A review of more than 50 recent headlines that mention Putin on the RT website did not include a single story that appeared to be critical of the Russian leader. Ventura shrugs it off. “Maybe nobody’s interested in talking about Putin on RT America,” he says.
Ventura won’t be the first U.S. personality on RT. Ed Schultz, a liberal commentator formerly with MSNBC, also hosts a show. But his gravitation to RT is no accident. His son, Ty, has worked for the network for years, as a producer and now co-host of “Watching the Hawks,” a television show that examines media, pop culture and politics.
Many have criticized RT. Columbia Journalism Review called it “an extension of [Putin’s] confrontational foreign policy” and “provocative just for the sake of being provocative.” In 2014, after Russia annexed Crimea, RT America anchor Liz Wahl resigned on air, saying she cannot be part of a network “that whitewashes the actions of Putin.”
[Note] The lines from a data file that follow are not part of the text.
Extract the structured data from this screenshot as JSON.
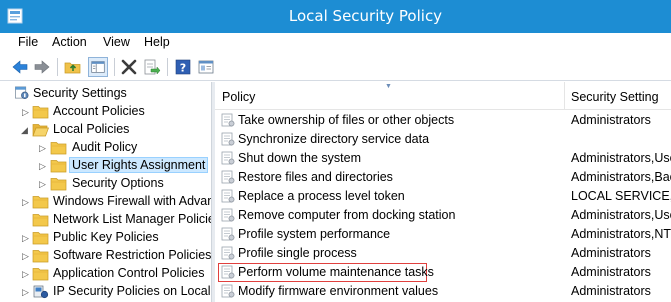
{
  "window": {
    "title": "Local Security Policy"
  },
  "menu": [
    "File",
    "Action",
    "View",
    "Help"
  ],
  "toolbar": {
    "buttons": [
      "back-icon",
      "forward-icon",
      "up-folder-icon",
      "show-hide-tree-icon",
      "delete-icon",
      "export-list-icon",
      "help-icon",
      "properties-icon"
    ]
  },
  "tree": {
    "items": [
      {
        "label": "Security Settings",
        "level": 0,
        "expander": "open"
      },
      {
        "label": "Account Policies",
        "level": 1,
        "expander": "closed"
      },
      {
        "label": "Local Policies",
        "level": 1,
        "expander": "open"
      },
      {
        "label": "Audit Policy",
        "level": 2,
        "expander": "closed"
      },
      {
        "label": "User Rights Assignment",
        "level": 2,
        "expander": "closed",
        "selected": true
      },
      {
        "label": "Security Options",
        "level": 2,
        "expander": "closed"
      },
      {
        "label": "Windows Firewall with Advan",
        "level": 1,
        "expander": "closed"
      },
      {
        "label": "Network List Manager Policies",
        "level": 1,
        "expander": "none"
      },
      {
        "label": "Public Key Policies",
        "level": 1,
        "expander": "closed"
      },
      {
        "label": "Software Restriction Policies",
        "level": 1,
        "expander": "closed"
      },
      {
        "label": "Application Control Policies",
        "level": 1,
        "expander": "closed"
      },
      {
        "label": "IP Security Policies on Local C",
        "level": 1,
        "expander": "closed"
      }
    ]
  },
  "list": {
    "columns": {
      "policy": "Policy",
      "setting": "Security Setting"
    },
    "rows": [
      {
        "policy": "Take ownership of files or other objects",
        "setting": "Administrators"
      },
      {
        "policy": "Synchronize directory service data",
        "setting": ""
      },
      {
        "policy": "Shut down the system",
        "setting": "Administrators,Use"
      },
      {
        "policy": "Restore files and directories",
        "setting": "Administrators,Bac"
      },
      {
        "policy": "Replace a process level token",
        "setting": "LOCAL SERVICE,NE"
      },
      {
        "policy": "Remove computer from docking station",
        "setting": "Administrators,Use"
      },
      {
        "policy": "Profile system performance",
        "setting": "Administrators,NT"
      },
      {
        "policy": "Profile single process",
        "setting": "Administrators"
      },
      {
        "policy": "Perform volume maintenance tasks",
        "setting": "Administrators",
        "focused": true
      },
      {
        "policy": "Modify firmware environment values",
        "setting": "Administrators"
      }
    ]
  },
  "colors": {
    "titlebar": "#1d8dd3",
    "selection": "#cce8ff",
    "focus_outline": "#e0403e"
  }
}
An RT spokesperson did not respond Wednesday afternoon to a request for comment on Ventura’s employment.
While RT claims 800 million viewers, most U.S. cable networks don’t carry it, so most viewers will have to watch Ventura’s show on RT’s website.
The former governor had a show, “Off the Grid,” on Ora TV, an online TV network, but he said new managers demanded last year he take a pay cut. He refused and signed a contract with RT to do 16 shows in 2017 and 16 more in 2018.
Ventura is loyal to the network in part because he and his wife, Terry, lost his union health insurance in 2016 with the Screen Actors Guild-AFTRA because he was doing too little union-related work.
“I was in a panic,” he recalled. He called RT, where he already had a contract, and the network enrolled him in a health insurance plan in 10 days. “Russian Television saved my wife and I,” he said.
During lunch of a grilled cheese sandwich and a side of coleslaw at a White Bear Lake restaurant, Ventura said he continues to pride himself on being in top condition. He spends hours lifting weights and exercising on an elliptical machine. He weighs 220 pounds, he says, less than he did when he finished his tour of duty in the Navy SEALs during the Vietnam War.
Ventura says he was flown to Moscow by RT to attend the 10th anniversary of the network in December 2015. The featured speaker was Putin. This appears to have been the same dinner attended by Michael Flynn, Trump’s short-lived national security adviser who was forced to resign after 24 days in part due to his communications with the Russian ambassador. Flynn’s resignation is part of growing scrutiny into Russia’s influence on the 2016 election.
Ventura said he does not know Flynn and did not see him at the event.
He toured the network station in Moscow, he said, and spoke with five or six Americans employed by RT.
“Every one of them said it’s the best job [they’d] ever had in the industry,” he said.
But another reason Ventura has wound up on Russian television is his disdain for mainstream media. Ventura often tangled with reporters who covered him at the Capitol and called them “media jackals.”
He won a defamation suit in federal court in St. Paul in 2014, then saw it overturned by the 8th U.S. Circuit Court of Appeals in 2016, which ruled that a $1.3 million jury award for “unjust enrichment” was an improper application of Minnesota law. Ventura blames the media for the overturning of the verdict, saying the appeals court was swayed by many major news organizations including the New York Times and CNN, which signed an amicus brief that said unjust enrichment would set a dangerous precedent. (The Star Tribune did not sign on to the brief.)
“They control what people think,” he said. “Now they can lie to their hearts’ content.”
The appeals court also rejected the St. Paul jury’s $500,000 award for defamation, saying improper arguments were used. The case will go to a second trial if settlement negotiations fail.
“You’re the ones that caused us to have a second trial,” he told a reporter.
Ventura says he spent $1 million on lawyers and court fees. He says he planned to use that money for retirement, which is why he needs to work for Russian TV.
“I am avoiding our national media,” Ventura says with a grin. “I am going international.”